Shooting birds is different….when we shoot a person, for example, we choose the lens we want, then stand however far from the subject we have to be,
to get the composition we’re after.
With birds, we often put our longest lens on, get as close as we can, but THEN, we still feel like we’re not close enough so we…………………..crop. We crop the image.
Makes perfect sense, of course, we’re not close enough, we have to crop. BUT….there are some dangers to cropping bird pictures, especially if it results in the unique result
I call “bird cropping.”
That’s where we crop the loving bejesus out of it, until all you have left is the BIRD.
A lot of us will sacrifice image quality just to get close.
Another risk is in your rush to get CLOSE, you’ll crop away ENVIRONMENT.

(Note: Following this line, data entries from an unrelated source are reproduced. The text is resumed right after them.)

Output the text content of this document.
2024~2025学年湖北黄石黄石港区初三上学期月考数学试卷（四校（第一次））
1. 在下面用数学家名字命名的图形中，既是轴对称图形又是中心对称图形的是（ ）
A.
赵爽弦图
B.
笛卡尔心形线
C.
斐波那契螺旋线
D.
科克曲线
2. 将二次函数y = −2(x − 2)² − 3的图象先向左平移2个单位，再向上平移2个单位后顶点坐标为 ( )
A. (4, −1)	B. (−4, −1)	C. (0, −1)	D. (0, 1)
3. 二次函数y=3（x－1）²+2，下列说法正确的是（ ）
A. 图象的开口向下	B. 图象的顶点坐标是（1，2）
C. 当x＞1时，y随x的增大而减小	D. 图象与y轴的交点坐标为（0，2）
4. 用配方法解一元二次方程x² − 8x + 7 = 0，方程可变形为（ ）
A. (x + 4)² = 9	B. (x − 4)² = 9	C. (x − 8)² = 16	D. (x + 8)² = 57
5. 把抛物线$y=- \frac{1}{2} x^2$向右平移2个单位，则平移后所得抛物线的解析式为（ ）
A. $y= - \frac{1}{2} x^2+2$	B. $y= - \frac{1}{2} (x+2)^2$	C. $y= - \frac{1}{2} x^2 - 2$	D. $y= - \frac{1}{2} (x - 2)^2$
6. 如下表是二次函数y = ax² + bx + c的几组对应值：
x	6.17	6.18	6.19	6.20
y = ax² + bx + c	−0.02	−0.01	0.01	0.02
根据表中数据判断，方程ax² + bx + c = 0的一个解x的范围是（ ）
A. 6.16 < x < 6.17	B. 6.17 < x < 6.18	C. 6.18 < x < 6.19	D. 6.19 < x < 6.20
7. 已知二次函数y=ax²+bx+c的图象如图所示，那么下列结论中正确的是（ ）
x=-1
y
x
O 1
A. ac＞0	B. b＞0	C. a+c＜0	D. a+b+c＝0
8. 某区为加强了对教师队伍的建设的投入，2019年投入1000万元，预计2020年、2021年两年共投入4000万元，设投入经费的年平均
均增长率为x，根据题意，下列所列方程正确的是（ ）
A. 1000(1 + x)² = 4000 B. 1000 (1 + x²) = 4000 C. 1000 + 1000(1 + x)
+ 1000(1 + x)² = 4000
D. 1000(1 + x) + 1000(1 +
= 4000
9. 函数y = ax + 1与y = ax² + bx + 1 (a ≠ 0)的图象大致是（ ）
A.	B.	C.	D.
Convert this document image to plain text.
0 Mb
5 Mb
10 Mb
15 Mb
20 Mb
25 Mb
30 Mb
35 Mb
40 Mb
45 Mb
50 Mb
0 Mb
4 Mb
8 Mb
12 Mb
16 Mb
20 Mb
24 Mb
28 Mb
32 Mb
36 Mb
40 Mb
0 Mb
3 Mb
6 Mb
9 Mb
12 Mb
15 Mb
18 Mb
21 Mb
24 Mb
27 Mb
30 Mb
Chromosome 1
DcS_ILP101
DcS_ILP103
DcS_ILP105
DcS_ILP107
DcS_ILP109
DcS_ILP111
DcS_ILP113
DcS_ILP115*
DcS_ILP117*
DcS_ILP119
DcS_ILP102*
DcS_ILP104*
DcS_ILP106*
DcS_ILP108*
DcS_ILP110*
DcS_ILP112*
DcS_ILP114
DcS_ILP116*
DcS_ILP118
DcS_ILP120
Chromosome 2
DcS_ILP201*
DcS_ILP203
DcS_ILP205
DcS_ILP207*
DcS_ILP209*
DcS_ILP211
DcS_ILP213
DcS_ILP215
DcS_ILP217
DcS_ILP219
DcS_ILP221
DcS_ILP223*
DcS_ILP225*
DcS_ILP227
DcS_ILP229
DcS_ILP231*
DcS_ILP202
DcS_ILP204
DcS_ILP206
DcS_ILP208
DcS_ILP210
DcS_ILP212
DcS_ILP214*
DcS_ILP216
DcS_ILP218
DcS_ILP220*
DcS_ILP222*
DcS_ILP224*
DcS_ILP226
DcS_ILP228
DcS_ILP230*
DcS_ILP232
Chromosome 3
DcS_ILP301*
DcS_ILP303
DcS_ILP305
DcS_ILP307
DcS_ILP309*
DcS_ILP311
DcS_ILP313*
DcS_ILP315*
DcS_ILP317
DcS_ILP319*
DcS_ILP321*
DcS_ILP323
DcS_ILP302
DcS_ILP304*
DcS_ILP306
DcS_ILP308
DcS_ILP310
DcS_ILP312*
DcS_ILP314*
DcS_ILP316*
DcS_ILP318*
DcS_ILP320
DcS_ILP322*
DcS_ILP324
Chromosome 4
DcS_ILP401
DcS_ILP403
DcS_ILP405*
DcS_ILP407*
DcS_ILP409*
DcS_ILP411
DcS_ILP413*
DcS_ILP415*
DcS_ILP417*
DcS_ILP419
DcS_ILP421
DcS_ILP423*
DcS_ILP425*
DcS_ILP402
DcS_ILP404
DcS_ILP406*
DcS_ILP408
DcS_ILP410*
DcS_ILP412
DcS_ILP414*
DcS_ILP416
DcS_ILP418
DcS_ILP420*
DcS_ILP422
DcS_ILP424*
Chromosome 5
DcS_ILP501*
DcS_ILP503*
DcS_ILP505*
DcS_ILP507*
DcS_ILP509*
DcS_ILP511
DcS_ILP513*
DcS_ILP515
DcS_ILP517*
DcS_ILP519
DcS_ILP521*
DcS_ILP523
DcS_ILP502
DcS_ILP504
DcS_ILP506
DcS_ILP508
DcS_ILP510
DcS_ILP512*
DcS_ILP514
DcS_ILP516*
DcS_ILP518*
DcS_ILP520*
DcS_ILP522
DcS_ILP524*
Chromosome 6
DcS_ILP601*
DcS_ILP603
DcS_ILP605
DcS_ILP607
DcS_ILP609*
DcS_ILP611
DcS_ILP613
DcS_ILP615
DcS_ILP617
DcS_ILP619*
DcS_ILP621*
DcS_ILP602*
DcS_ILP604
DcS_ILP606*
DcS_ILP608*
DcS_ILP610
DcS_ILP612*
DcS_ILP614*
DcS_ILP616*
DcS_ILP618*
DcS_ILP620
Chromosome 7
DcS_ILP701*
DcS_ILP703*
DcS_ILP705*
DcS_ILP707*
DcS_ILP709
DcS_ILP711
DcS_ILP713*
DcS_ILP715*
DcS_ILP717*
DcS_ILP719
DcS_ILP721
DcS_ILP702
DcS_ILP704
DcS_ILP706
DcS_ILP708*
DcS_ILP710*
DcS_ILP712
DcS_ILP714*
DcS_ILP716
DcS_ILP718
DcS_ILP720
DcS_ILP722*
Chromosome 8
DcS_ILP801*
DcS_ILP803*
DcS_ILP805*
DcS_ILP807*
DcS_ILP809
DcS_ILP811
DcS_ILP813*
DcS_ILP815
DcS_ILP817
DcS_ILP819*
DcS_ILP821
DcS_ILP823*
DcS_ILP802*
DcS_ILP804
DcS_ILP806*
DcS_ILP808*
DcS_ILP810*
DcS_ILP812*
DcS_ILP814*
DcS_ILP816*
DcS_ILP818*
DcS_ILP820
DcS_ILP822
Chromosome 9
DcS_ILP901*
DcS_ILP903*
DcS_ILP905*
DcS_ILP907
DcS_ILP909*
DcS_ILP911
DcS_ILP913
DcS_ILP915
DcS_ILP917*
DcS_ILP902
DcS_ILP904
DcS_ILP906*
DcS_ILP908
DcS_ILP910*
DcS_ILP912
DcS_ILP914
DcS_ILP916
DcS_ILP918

Birds don’t exist in a vacuum….they live in trees, forests, marshes and against INTERESTING skies… and great photographs often require context.
If we strip the scene of composition, instead of using frames and leading lines and echoes and complimentary colors and secondary subjects, etc…….we swap all of that great, compositional yumminess for………………….well………………close.
It’s “bird cropping.”
That’s where you’re so intent on getting close to the bird, you even crop right past
a GOOD aspect ratio and create just any shape as close to the bird as you can get.

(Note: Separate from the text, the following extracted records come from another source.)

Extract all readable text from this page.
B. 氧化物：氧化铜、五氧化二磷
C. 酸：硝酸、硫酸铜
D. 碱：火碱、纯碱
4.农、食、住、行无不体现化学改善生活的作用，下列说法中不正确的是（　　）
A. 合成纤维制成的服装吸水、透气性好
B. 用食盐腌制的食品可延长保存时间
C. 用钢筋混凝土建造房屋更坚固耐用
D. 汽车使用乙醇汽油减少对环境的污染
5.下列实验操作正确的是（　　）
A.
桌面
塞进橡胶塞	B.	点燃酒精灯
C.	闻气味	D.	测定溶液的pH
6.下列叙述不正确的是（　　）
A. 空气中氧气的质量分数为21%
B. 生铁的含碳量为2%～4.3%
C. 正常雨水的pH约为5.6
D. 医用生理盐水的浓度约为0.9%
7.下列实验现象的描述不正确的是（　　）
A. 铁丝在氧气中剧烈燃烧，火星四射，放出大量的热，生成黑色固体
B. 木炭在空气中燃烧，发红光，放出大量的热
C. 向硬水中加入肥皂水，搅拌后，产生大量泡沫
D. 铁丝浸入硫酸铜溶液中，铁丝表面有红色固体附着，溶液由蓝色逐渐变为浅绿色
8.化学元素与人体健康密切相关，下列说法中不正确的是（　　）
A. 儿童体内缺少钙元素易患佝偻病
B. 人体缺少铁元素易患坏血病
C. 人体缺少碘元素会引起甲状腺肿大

You create a bird-shaped image.
Not only do you lose an attractive aspect ratio…you put the bird in a box…
…you’ve stripped everything, environment, context, composition…
…and often image quality.
Just to get close.
I’m not saying this is OBJECTIVELY wrong (but in my OPINION it IS a bad idea) but I am saying it’s worth auditing yourself…asking yourself
“AM I bird cropping??”
And honestly asking yourself if getting CLOSE is more important than all those other things that we normally use to make
great……………….overall…………..images.
I use RULES for everything…..and I might sometimes bend one,
but those guiderails keep me from taking GREAT images,
or even just GOOD images, and turning them into soft, noisy,
birds-trapped-in-a-box with no composition or environment.
What I do…….is create images for an INTENDED SIZE. And I view them at the INTENDED SIZE
If I want an image to be viewed at 24×16″ that’s the size and SHAPE I view it
to decide if I’ve done a good job.
Then I ask myself:
“Have I kept environment, does the subject live in a WORLD?”
“Do I have COMPOSITION, have I used good tools of composition?”
“Have I made the bird look absurdly big? Most birds are small.”
“Am I using a good ASPECT RATIO? Or did I just crop in as tight as I could.”
“Did I put a bird in a BOX? Or does it have room to move?”
“And what is the PURE IMAGE QUALITY at this size……is it SHARP…..noise free?”